Veranstaltung des dänischen Schiller-Instituts: Kein Krieg gegen Syrien!
19. Mai 2012 • 10:45 Uhr

Mehr als 70 Gäste nahmen am 16. Mai in Kopenhagen an einer öffentlichen Veranstaltung des dänischen Schiller-Instituts und der Dänisch-Syrischen Freundschafts-Union zur Lage in Syrien teil. Die Veranstaltung begann mit der Arie „Comfort Ye“ aus Händels Messias, vorgetragen von Hans-Frederik Nielsen, begleitet von Michelle Rasmussen am Klavier. Dann berichtete der Vorsitzende des dänischen Schiller-Instituts, Tom Gillesberg, über die dramatische Weltlage, insbesondere die Gefahr eines Dritten Weltkriegs. Er verwies auf die strategische Bedeutung der Warnungen führender russischer Militärs bei der Moskauer Konferenz vom 3.-4. Mai über die geplanten Raketenabwehrsysteme der NATO in Osteuropa und die Reaktionen auf diese Wende in den USA, wie die wachsende Unterstützung für die Resolution des Abg. Walter Jones. Gillesberg berichtete auch über die neue Welle der Unterstützung für die Wiedereinführung des Glass-Steagall-Trennbankensystems als Reaktion auf die Entwicklungen in Griechenland und Spanien sowie auf die Verluste von JP Morgan Chase.
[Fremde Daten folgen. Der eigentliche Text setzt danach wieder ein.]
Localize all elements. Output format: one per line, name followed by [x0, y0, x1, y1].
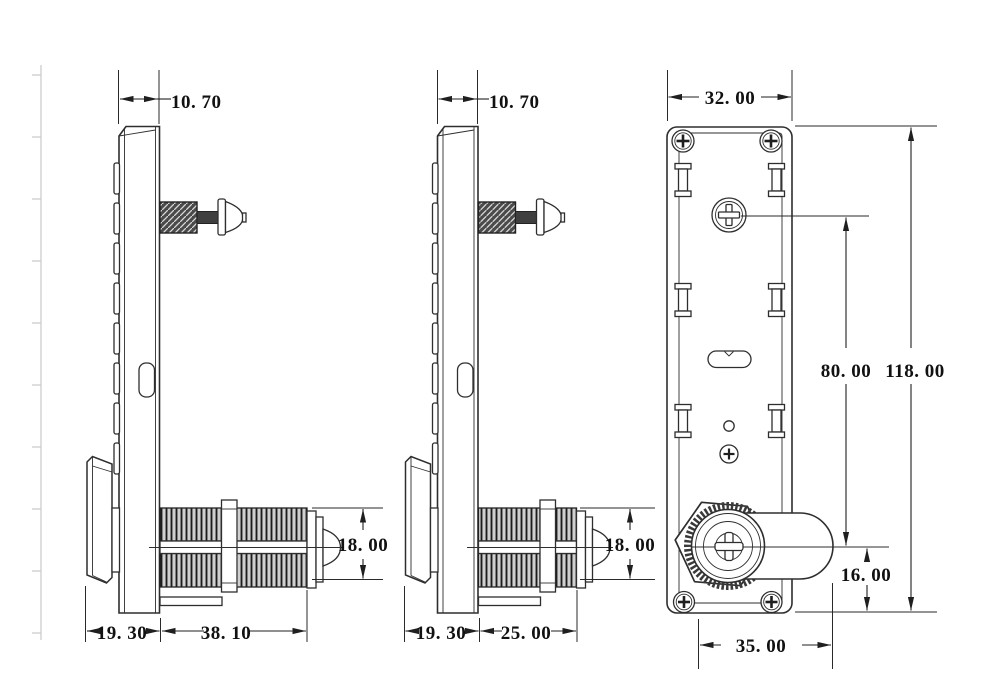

Mohamed Mafoud von der Dänisch-Syrischen Freundschafts-Union stellte das Problem der Lügen in den Medien in den Mittelpunkt. Seit über einem Jahr habe er die Medien über die tatsächliche Lage in Syrien informiert und sogar Reisen für Journalisten nach Syrien organisiert, trotzdem hätten die entsprechenden Medien weiter die Lügen verbreitet, mit denen das westliche Vorgehen gegen Syrien beschönigt wird. Die sogenannte „Freie Armee“ bestehe hauptsächlich aus Al-Kaida-Kämpfern und islamischen Fundamentalisten, die aus Ländern wie Libyen und Afghanistan nach Syrien geholt worden seien und von Katar finanziert würden. Dabei betonte er, seine Organisation sei nicht mit der syrischen Regierung verbunden, sondern ein Zusammenschluß von Syrern, die nicht wollen, daß ihr Land genauso zerstört wird wie schon der Irak, Afghanistan und Libyen.